気が付いたら少年になっていた元OL


『気が付いたら全く別の人間になっていた』。

そんなことを言ったら、大概の人が頭を疑い、優しければ疲れを案じてくれるだろう。

だが残念なことに、頭は正常だし、これといって疲れるようなこともない。
そしてこの言葉は、まぎれもなく事実なのである。

数年前まで、私は確かに、21世紀に生きるいちOLだったのだ。
部長のセクハラを流しつつ、同僚の結婚にギリギリしつつ、ボーナスに一喜一憂する。たまの休みには趣味を謳歌しちゃったり。

そんな私は、いつものように布団に入って眠ったのだが、朝起きたら体が縮んでしまっていた。

などというと某高校生探偵のようにも聞こえるが、話はそんな単純ではない。
彼は小学生程度の体躯になっていたが、その点私は赤子である。そりゃあもう、首もすわっていないくらいの。

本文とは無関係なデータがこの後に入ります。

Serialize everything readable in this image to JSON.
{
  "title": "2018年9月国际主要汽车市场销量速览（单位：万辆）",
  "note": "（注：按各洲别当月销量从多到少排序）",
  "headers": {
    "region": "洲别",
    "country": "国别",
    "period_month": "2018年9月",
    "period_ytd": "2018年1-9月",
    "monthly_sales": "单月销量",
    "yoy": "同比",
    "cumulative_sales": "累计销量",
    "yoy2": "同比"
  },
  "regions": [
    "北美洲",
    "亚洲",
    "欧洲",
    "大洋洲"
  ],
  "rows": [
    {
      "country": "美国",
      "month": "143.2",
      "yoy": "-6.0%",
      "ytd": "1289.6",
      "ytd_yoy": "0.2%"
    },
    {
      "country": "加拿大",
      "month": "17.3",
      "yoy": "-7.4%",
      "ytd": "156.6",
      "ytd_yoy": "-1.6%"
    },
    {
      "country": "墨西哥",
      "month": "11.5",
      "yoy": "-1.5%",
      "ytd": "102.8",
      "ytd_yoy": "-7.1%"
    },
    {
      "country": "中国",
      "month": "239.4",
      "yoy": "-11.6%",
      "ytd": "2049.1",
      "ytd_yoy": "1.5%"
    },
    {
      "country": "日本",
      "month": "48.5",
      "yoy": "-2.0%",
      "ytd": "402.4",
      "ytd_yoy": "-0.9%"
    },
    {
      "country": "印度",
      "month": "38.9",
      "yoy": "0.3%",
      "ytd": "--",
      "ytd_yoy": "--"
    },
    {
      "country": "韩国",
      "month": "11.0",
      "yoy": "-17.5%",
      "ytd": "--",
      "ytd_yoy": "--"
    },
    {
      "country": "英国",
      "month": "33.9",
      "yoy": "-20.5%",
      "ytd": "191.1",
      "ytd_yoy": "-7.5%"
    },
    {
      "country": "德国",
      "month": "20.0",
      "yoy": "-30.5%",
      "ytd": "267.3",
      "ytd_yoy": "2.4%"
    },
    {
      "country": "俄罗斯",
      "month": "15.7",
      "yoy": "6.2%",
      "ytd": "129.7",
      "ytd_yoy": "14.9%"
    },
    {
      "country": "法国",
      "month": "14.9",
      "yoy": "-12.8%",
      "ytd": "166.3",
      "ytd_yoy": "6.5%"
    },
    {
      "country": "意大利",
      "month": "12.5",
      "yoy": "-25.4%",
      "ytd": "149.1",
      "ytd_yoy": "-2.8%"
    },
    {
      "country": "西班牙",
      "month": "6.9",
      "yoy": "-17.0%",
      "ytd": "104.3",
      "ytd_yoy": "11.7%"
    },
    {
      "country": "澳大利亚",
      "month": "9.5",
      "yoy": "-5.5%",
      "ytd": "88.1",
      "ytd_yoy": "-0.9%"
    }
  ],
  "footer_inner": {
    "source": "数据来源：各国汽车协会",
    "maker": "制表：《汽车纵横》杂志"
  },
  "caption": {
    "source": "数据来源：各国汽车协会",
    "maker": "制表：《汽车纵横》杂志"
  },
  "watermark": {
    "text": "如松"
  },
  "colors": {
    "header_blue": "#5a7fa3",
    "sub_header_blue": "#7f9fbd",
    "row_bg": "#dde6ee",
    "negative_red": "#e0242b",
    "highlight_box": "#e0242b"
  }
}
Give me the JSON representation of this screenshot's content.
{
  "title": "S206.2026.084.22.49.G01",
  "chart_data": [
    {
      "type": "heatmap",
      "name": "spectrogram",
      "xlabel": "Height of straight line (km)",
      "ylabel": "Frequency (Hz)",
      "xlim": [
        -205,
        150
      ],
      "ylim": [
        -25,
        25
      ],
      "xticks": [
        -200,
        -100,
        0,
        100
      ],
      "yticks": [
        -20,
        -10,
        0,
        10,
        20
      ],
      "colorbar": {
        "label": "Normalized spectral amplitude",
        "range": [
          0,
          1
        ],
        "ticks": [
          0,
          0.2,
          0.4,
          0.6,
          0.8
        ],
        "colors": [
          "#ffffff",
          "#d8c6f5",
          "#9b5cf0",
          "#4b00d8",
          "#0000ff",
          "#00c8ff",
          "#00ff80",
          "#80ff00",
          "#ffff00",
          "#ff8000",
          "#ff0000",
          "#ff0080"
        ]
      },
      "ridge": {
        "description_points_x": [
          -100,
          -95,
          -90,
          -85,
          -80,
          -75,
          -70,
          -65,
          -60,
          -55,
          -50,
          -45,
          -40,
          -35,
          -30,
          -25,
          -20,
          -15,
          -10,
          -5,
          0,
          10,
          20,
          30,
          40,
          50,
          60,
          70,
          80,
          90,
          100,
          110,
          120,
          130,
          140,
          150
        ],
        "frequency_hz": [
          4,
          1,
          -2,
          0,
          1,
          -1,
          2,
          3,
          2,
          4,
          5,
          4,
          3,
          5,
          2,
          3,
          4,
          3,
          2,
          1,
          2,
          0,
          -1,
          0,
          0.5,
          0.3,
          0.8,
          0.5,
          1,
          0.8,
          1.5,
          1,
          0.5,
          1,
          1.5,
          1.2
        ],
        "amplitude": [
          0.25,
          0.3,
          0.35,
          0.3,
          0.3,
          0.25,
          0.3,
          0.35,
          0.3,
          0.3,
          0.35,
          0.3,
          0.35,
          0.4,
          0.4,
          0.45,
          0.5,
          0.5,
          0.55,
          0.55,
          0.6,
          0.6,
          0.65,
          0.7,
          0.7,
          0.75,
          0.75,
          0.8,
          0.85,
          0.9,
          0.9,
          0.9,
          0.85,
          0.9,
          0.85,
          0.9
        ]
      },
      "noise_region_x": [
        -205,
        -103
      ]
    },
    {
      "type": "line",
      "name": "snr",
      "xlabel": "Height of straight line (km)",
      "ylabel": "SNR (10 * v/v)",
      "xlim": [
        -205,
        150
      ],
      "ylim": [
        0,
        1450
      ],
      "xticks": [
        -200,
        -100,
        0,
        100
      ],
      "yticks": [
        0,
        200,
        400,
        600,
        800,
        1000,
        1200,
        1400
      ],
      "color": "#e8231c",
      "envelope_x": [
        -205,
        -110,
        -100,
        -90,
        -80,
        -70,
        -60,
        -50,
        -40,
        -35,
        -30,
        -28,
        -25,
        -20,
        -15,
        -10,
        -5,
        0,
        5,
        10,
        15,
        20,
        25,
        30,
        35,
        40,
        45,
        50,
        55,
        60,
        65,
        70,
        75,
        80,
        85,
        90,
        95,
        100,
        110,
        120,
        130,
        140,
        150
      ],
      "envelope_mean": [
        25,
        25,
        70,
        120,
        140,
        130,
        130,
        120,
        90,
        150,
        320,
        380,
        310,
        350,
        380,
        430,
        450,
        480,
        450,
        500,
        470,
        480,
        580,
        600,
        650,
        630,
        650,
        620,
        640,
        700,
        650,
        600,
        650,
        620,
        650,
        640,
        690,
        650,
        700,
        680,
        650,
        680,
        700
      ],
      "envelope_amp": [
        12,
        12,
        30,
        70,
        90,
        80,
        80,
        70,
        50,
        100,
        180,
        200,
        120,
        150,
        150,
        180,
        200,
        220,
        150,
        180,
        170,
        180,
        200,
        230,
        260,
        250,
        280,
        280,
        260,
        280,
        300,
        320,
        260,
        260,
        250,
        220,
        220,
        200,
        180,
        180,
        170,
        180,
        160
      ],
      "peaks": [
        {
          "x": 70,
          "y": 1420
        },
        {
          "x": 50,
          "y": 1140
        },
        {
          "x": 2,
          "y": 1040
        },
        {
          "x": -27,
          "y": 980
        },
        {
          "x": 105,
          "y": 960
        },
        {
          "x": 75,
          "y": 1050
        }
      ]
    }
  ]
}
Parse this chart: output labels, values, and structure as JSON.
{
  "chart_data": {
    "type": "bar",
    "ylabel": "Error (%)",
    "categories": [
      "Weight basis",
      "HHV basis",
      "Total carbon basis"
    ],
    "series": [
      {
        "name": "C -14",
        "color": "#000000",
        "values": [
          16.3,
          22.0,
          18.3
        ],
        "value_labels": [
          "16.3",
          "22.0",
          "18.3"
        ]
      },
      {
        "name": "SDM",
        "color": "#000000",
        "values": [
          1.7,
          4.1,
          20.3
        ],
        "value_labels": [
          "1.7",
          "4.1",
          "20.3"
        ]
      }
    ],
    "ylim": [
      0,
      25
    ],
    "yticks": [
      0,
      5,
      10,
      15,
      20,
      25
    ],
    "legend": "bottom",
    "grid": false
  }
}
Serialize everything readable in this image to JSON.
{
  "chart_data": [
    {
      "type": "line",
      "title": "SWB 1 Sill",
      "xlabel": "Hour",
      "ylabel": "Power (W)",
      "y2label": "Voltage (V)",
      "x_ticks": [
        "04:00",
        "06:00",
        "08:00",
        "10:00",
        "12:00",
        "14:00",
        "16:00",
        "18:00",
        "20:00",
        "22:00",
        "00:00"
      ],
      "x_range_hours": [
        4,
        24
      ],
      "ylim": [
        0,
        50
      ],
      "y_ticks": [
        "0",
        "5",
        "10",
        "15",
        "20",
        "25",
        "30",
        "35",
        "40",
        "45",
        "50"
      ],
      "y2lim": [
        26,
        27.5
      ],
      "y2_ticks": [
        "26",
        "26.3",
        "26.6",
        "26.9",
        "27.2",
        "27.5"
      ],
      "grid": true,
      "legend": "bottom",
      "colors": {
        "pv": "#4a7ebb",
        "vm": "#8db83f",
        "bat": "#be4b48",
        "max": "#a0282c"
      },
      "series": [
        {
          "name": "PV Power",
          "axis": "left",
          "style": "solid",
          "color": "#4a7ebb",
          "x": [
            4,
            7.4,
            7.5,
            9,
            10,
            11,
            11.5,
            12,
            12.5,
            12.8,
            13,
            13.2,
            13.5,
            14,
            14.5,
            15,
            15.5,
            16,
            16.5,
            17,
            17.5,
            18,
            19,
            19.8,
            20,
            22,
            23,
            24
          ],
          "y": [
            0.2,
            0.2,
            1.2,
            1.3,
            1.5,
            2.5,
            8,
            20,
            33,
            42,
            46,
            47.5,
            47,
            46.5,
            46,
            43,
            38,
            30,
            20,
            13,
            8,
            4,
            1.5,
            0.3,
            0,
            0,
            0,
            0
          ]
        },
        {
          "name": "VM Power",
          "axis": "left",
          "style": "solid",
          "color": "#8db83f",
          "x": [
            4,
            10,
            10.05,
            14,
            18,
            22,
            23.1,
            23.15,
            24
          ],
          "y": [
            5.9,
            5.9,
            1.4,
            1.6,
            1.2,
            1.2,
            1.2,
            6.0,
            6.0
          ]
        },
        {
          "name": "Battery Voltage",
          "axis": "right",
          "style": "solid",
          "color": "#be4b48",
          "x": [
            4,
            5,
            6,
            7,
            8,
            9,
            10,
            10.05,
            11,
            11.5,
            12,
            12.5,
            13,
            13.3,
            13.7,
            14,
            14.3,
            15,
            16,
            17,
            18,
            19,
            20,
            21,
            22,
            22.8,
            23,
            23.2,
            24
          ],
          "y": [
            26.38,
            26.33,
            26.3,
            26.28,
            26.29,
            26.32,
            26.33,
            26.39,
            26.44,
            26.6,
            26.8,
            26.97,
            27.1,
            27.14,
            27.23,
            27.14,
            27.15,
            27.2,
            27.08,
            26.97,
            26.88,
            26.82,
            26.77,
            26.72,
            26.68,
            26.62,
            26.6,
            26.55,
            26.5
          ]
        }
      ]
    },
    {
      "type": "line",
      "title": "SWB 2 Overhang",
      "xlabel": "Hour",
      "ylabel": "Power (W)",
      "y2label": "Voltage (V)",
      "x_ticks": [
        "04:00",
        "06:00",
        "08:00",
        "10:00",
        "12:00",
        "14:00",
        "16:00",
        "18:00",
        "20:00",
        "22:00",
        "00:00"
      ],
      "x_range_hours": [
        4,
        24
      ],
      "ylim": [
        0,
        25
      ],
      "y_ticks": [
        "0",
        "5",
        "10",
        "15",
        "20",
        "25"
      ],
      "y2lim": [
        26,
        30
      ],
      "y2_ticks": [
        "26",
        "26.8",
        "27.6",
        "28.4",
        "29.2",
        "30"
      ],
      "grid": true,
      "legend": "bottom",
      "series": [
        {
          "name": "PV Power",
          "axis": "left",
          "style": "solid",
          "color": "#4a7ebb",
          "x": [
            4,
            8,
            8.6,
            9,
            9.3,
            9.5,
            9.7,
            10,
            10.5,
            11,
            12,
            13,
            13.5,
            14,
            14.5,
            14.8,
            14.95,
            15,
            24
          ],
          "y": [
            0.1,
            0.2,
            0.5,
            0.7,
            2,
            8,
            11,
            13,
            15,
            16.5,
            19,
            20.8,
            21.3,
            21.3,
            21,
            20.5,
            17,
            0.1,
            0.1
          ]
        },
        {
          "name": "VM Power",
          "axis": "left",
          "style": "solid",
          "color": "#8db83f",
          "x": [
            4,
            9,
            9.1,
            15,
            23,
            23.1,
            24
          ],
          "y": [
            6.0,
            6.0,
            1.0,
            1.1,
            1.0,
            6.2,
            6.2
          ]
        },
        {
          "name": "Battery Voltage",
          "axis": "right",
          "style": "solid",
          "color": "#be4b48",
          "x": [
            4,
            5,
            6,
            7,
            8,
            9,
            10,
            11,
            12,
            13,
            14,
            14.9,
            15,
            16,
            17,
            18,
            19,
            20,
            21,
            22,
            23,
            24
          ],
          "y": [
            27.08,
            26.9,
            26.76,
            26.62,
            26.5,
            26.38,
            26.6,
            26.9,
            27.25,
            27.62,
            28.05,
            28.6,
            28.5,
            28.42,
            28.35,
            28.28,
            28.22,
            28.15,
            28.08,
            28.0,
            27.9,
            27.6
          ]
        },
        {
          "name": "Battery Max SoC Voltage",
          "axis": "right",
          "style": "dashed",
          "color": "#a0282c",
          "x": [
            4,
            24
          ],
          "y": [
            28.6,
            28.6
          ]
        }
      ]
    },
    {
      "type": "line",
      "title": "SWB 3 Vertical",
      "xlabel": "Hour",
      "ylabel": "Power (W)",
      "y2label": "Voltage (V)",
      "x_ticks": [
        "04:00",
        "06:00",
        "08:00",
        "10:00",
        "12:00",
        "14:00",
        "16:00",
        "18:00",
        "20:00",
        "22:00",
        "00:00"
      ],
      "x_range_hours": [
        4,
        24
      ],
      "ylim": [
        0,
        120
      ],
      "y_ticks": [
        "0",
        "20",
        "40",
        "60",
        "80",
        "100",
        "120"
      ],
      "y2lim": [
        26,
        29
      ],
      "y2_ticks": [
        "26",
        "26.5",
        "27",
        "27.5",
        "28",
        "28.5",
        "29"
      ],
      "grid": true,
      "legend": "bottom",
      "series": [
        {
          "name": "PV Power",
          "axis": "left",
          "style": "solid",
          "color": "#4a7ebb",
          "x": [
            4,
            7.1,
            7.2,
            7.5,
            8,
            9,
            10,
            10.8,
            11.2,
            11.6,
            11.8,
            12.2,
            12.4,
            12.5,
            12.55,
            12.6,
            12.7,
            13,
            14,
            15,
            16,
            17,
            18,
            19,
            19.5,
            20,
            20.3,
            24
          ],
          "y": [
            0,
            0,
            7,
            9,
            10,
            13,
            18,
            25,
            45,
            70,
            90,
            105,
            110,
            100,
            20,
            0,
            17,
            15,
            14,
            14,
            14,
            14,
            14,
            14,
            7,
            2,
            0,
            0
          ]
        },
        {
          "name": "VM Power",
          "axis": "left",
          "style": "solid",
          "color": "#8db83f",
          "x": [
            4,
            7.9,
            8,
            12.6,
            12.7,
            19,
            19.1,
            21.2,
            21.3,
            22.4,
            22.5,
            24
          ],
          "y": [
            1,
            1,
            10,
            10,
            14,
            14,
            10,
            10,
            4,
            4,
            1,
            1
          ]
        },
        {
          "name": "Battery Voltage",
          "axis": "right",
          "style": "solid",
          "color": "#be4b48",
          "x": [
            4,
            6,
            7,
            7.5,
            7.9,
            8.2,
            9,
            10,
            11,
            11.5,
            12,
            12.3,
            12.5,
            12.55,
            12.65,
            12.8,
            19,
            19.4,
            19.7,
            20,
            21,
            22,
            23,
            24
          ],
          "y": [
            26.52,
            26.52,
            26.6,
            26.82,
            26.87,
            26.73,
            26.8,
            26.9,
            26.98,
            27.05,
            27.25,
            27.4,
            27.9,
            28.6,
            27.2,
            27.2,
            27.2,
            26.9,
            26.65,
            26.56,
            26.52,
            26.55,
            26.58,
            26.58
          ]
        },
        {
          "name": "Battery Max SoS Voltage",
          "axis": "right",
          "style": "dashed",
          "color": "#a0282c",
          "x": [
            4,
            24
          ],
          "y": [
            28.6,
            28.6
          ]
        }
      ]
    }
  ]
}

むしろ保育器の中だったのを今も覚えている。

幸せそうに私を覗き込む入院着の女性とスーツの男性、ほほえましげな白衣の天使。

意味不明のまま再び眠り、次に気が付いた時には、水色のスモックを着て砂場でトンネルをつくっていた。

覚醒した私に幼稚園の先生は笑顔でどうしたの?と問いかけ、私は先生にここはどこですか?と真顔で聞いた。
あの時の彼女の、「うわあこいつめんどくせえ」顔は忘れまい。

訳もわからず先生の車で家に帰され、熱を測ったら38度。
結局そのためのうわごとと処理されたが、私の頭ははっきりしていた。

私、いや僕は、何らかの事情により新たな人生を歩み始めたのだと。

今でこそそんな断言ができるが、当時は大変だった。
そりゃそうだ、気が付いたら幼児だわ、名前も違うわ、性別も違うわ。トイレで初めて自分の男の勲章を見た衝撃たるや。

ただそんなことを言ってもどうしようもないので、しゃあねえもっかい人生やるかと、諦めは意外と早かった。
多少違いはあるといえど、大部分は同じ場所に生まれなおしたのだから、むしろ強くてニューゲーム的な、人生イージーモード的な。自分でもあきれるほど楽観的だったのだ。

今日、この日が訪れるまでは。

僕の腕には、頭を強く打ち、ぐったりとして動かない弟。

僕の目の前には、白っぽくて、なんかでかくて、耳だけウサギっぽい4つ足の怪物。

あーなんか見たことあるわ、とそんな思考をしながら、動かない弟を背中に隠してかばう。
走って逃げろ? 残念ながら僕の右足はどっかの屋根の下敷きである。

誰だよ東三門の博物館行きたあいなんて寝言言いやがったやつは。
僕だよ。

博物館を見終わって、帰ろうとしたらこのざまである。
目の前だけでなく、空を飛んでいる白いのもいるし、あちこちで悲鳴や破壊音。家も壁も木もぶっ壊れて無残に散らばっている。

まるでこの世の終わりのような町のど真ん中で、でかいのに絡まれて。
もう何がなんだがわからない。

ひとまず弟だけでも逃がしたいが、起きてくれないから仕方ない。
大きく動いて襲われるのも嫌だし。

それにしてもどこかで見たのに、思い出せない。考えてみれば、東三門という単語も、今になって思えばなんとなく聞き覚えがある気がする。
ここに来たのは初めてのはずなのに。

ぐ、とデカブツの顔がこちらに近づく。思考を打ち切って、弟の上に覆いかぶさった。ああ、父さん母さん先立つ不孝をお許しください。あとできたら机の中のあれやそれやは捨ててください。なんの意味もないただの考察だから。

目を固く閉じ、来る衝撃に備える。
だが、覚悟した痛みも衝撃も来ない。その代わり、乾いた音と、何かが崩れ落ちるような音。細かな小石がべちべちと体を打った。

静かになったのを不審に思って、そっと顔を上げる。
僕と弟を背にして、誰かが立っていた。

「……え」

長いコートに、腰には刀の鞘らしきもの。黒い短髪の頭。
さらに強い既視感を覚える姿と、その両手に握られた刀を見て、すべてを理解した。

「ふう……。君、大丈夫か?」
「え、あ、ハイ」
「? おい、……意識がないのか!?」
「えっ、ちょ」
「本部、こちら忍田! 意識のない少年が一人いる! 外傷はないようだが、急げ!」
「いやなんで無視するんですかああああ!!」

刀とかさ、「しのだ」とかさ、「東三門」に……白い怪物とかさ。

「私」のお父さん、お母さん。
どうやら「僕」は、漫画の世界に生まれてきてしまったようです。